The New York Times has itself propped up the destructive ideology fueling the riots. Times staffers pressured the paper’s op-ed editor James Bennet to resign for merely agreeing to publish an op-ed from Sen. Tom Cotton (R-Ark.) acknowledging the importance of peaceful protest but calling for law and order against the destructive. In September, the Times published a report suggesting that any violence in the riots came from police and “right-wing activists.”
Over the past year, the Times has pushed the “1619 Project,” which originally claimed that the true founding of the United States came with the arrival of the first black slaves in 1619, rather than with the Declaration of Independence in 1776. In September, the Times attempted to shove this fact down the memory hole, deleting the key text from its interactive website and sending the project’s founder, Nikole Hannah-Jones, on television to claim she never said 1619 was America’s true founding.

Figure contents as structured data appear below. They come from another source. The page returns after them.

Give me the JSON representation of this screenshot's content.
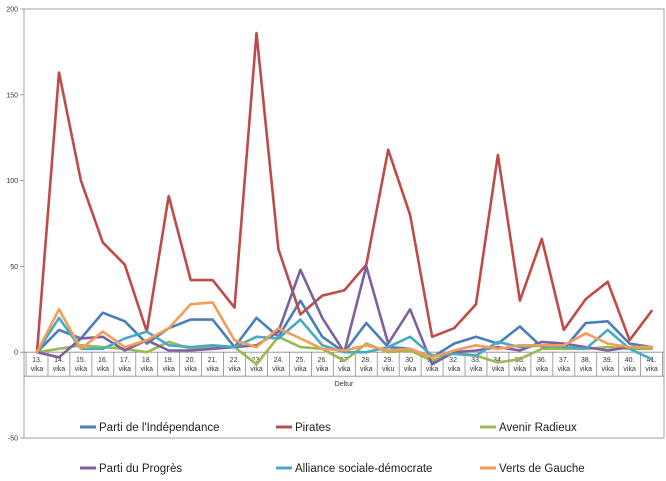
{
  "chart_data": {
    "type": "line",
    "title": "",
    "xlabel": "Deltur",
    "ylabel": "",
    "ylim": [
      -50,
      200
    ],
    "yticks": [
      -50,
      0,
      50,
      100,
      150,
      200
    ],
    "grid": false,
    "legend_position": "bottom",
    "categories": [
      [
        "13.",
        "vika"
      ],
      [
        "14.",
        "vika"
      ],
      [
        "15.",
        "vika"
      ],
      [
        "16.",
        "vika"
      ],
      [
        "17.",
        "vika"
      ],
      [
        "18.",
        "vika"
      ],
      [
        "19.",
        "vika"
      ],
      [
        "20.",
        "vika"
      ],
      [
        "21.",
        "vika"
      ],
      [
        "22.",
        "vika"
      ],
      [
        "23.",
        "vika"
      ],
      [
        "24.",
        "vika"
      ],
      [
        "25.",
        "vika"
      ],
      [
        "26.",
        "vika"
      ],
      [
        "27.",
        "vika"
      ],
      [
        "28.",
        "vika"
      ],
      [
        "29.",
        "viku"
      ],
      [
        "30.",
        "vika"
      ],
      [
        "31.",
        "vika"
      ],
      [
        "32.",
        "vika"
      ],
      [
        "33.",
        "vika"
      ],
      [
        "34.",
        "vika"
      ],
      [
        "35.",
        "vika"
      ],
      [
        "36.",
        "vika"
      ],
      [
        "37.",
        "vika"
      ],
      [
        "38.",
        "vika"
      ],
      [
        "39.",
        "vika"
      ],
      [
        "40.",
        "vika"
      ],
      [
        "41.",
        "vika"
      ]
    ],
    "series": [
      {
        "name": "Parti de l'Indépendance",
        "color": "#4a7ebb",
        "values": [
          0,
          13,
          8,
          23,
          18,
          5,
          14,
          19,
          19,
          3,
          20,
          9,
          30,
          9,
          0,
          17,
          3,
          2,
          -3,
          5,
          9,
          5,
          15,
          3,
          2,
          17,
          18,
          5,
          3
        ]
      },
      {
        "name": "Pirates",
        "color": "#be4b48",
        "values": [
          0,
          163,
          100,
          64,
          51,
          12,
          91,
          42,
          42,
          26,
          186,
          60,
          22,
          33,
          36,
          51,
          118,
          80,
          9,
          14,
          28,
          115,
          30,
          66,
          13,
          31,
          41,
          7,
          24
        ]
      },
      {
        "name": "Avenir Radieux",
        "color": "#98b954",
        "values": [
          0,
          2,
          4,
          3,
          2,
          0,
          6,
          2,
          3,
          3,
          -7,
          9,
          3,
          2,
          -5,
          5,
          0,
          1,
          -5,
          0,
          -2,
          -6,
          -4,
          2,
          2,
          2,
          3,
          2,
          2
        ]
      },
      {
        "name": "Parti du Progrès",
        "color": "#7d60a0",
        "values": [
          0,
          -3,
          8,
          9,
          1,
          7,
          1,
          1,
          2,
          3,
          4,
          12,
          48,
          20,
          0,
          50,
          5,
          25,
          -7,
          0,
          1,
          3,
          1,
          6,
          5,
          3,
          1,
          3,
          3
        ]
      },
      {
        "name": "Alliance sociale-démocrate",
        "color": "#46aac5",
        "values": [
          0,
          20,
          2,
          2,
          8,
          12,
          4,
          3,
          4,
          3,
          9,
          8,
          19,
          4,
          0,
          0,
          3,
          9,
          -2,
          -1,
          -2,
          6,
          3,
          4,
          3,
          2,
          13,
          2,
          -4
        ]
      },
      {
        "name": "Verts de Gauche",
        "color": "#f59d56",
        "values": [
          0,
          25,
          2,
          12,
          3,
          7,
          14,
          28,
          29,
          7,
          3,
          14,
          8,
          2,
          1,
          4,
          1,
          2,
          -3,
          1,
          4,
          2,
          4,
          4,
          4,
          11,
          5,
          3,
          3
        ]
      }
    ]
  }
}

Perhaps the paper wished to deep-six this claim because it inspires riots. Portland activist Lilith Sinclair provided a chilling example of how claims of “institutional racism” and the Marxist critical race theory behind them inspire an aimless revolution. “There’s still a lot of work to undo the harm of colonized thought that has been pushed onto Black and indigenous communities,” she said. As examples of “colonized thought,” she mentioned Christianity and the “gender binary.” She said she organizes for “the abolition of … the “United States as we know it.”
When vandals toppled a statue of George Washington in Portland, they spray-painted “1619” on the statue. When Claremont’s Charles Kesler wrote in The New York Post, “Call them the 1619 riots,” 1619 Project Founder Nikole Hannah-Jones responded (in a since-deleted tweet) that “it would be an honor” to claim responsibility for the destructive riots. Rep. Ilhan Omar (D-Minn.) called for the “dismantling” of America’s “economy and political system,” in order to root out supposed racist oppression.
The Times was right to finally write about the destruction of the riots, but it seems too little, too late.
Why did America’s newspaper of record wait until after the election to publish this story? Perhaps the editors of The New York Times feared that reporting these truths would help President Donald Trump’s reelection. After all, Trump has loudly called for law and order. He has denounced Marxist critical race theory and the 1619 Project.
A Media Research Center survey suggested that the legacy media and Big Tech may have thrown the election to Democrat Joe Biden by suppressing the bombshell stories from Hunter Biden’s laptop in the lead-up to Election Day. Did the Times also skew the election by refusing to report on this damage until afterward?